# Intro to Object Detection Colab

Welcome to the object detection colab!  This demo will take you through the steps of running an "out-of-the-box" detection model on a collection of images.

## Imports and Setup

In [1]:
import os
import pathlib
import matplotlib
import matplotlib.pyplot as plt

import io
import scipy.misc
import numpy as np
from six import BytesIO
from PIL import Image, ImageDraw, ImageFont

import tensorflow as tf
import pandas as pd
import time
from tqdm.notebook import tqdm
import gc

from object_detection.utils import label_map_util
from object_detection.utils import config_util
from object_detection.utils import visualization_utils as viz_utils
from object_detection.builders import model_builder

%matplotlib inline

2024-12-13 16:15:09.345637: I tensorflow/core/util/port.cc:110] oneDNN custom operations are on. You may see slightly different numerical results due to floating-point round-off errors from different computation orders. To turn them off, set the environment variable `TF_ENABLE_ONEDNN_OPTS=0`.
2024-12-13 16:15:09.368468: I tensorflow/core/platform/cpu_feature_guard.cc:182] This TensorFlow binary is optimized to use available CPU instructions in performance-critical operations.
To enable the following instructions: SSE4.1 SSE4.2 AVX AVX2 AVX512F AVX512_VNNI AVX512_BF16 FMA, in other operations, rebuild TensorFlow with the appropriate compiler flags.


## Utilities

In [2]:
def load_image_into_numpy_array(path):
  """Load an image from file into a numpy array.

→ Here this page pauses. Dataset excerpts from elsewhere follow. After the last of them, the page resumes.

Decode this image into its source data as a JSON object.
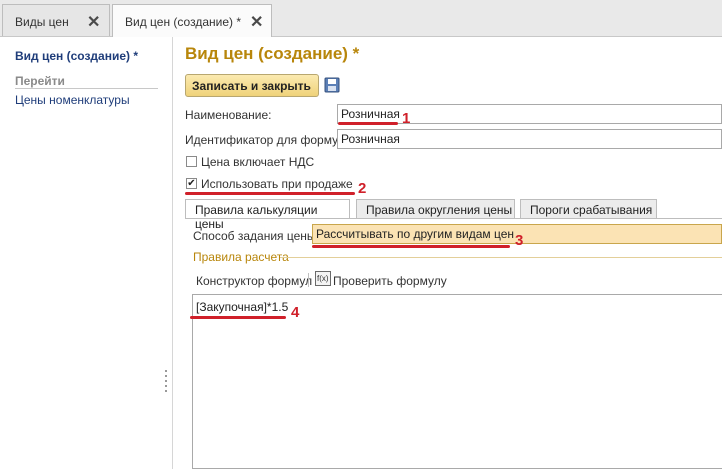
{
  "tabs": [
    {
      "label": "Виды цен"
    },
    {
      "label": "Вид цен (создание) *"
    }
  ],
  "sidebar": {
    "title": "Вид цен (создание) *",
    "section": "Перейти",
    "items": [
      {
        "label": "Цены номенклатуры"
      }
    ]
  },
  "form": {
    "title": "Вид цен (создание) *",
    "save_close_label": "Записать и закрыть",
    "name_label": "Наименование:",
    "name_value": "Розничная",
    "formula_id_label": "Идентификатор для формул:",
    "formula_id_value": "Розничная",
    "vat_label": "Цена включает НДС",
    "vat_checked": false,
    "use_in_sales_label": "Использовать при продаже",
    "use_in_sales_checked": true,
    "subtabs": [
      {
        "label": "Правила калькуляции цены"
      },
      {
        "label": "Правила округления цены"
      },
      {
        "label": "Пороги срабатывания"
      }
    ],
    "method_label": "Способ задания цены:",
    "method_value": "Рассчитывать по другим видам цен",
    "rules_group": "Правила расчета",
    "formula_builder": "Конструктор формул",
    "check_formula": "Проверить формулу",
    "check_icon_text": "f(x)",
    "formula_text": "[Закупочная]*1.5"
  },
  "annotations": [
    "1",
    "2",
    "3",
    "4"
  ],
  "colors": {
    "accent": "#b8860b",
    "annotation": "#d0202a",
    "button": "#f3dc8f",
    "highlight_field": "#fbe3b4"
  }
}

  Puts image into numpy array to feed into tensorflow graph.
  Note that by convention we put it into a numpy array with shape
  (height, width, channels), where channels=3 for RGB.

  Args:
    path: the file path to the image

  Returns:
    uint8 numpy array with shape (img_height, img_width, 3)
  """
  img_data = tf.io.gfile.GFile(path, 'rb').read()
  image = Image.open(BytesIO(img_data))
  (im_width, im_height) = image.size
  return np.array(image.getdata()).reshape(
      (im_height, im_width, 3)).astype(np.uint8)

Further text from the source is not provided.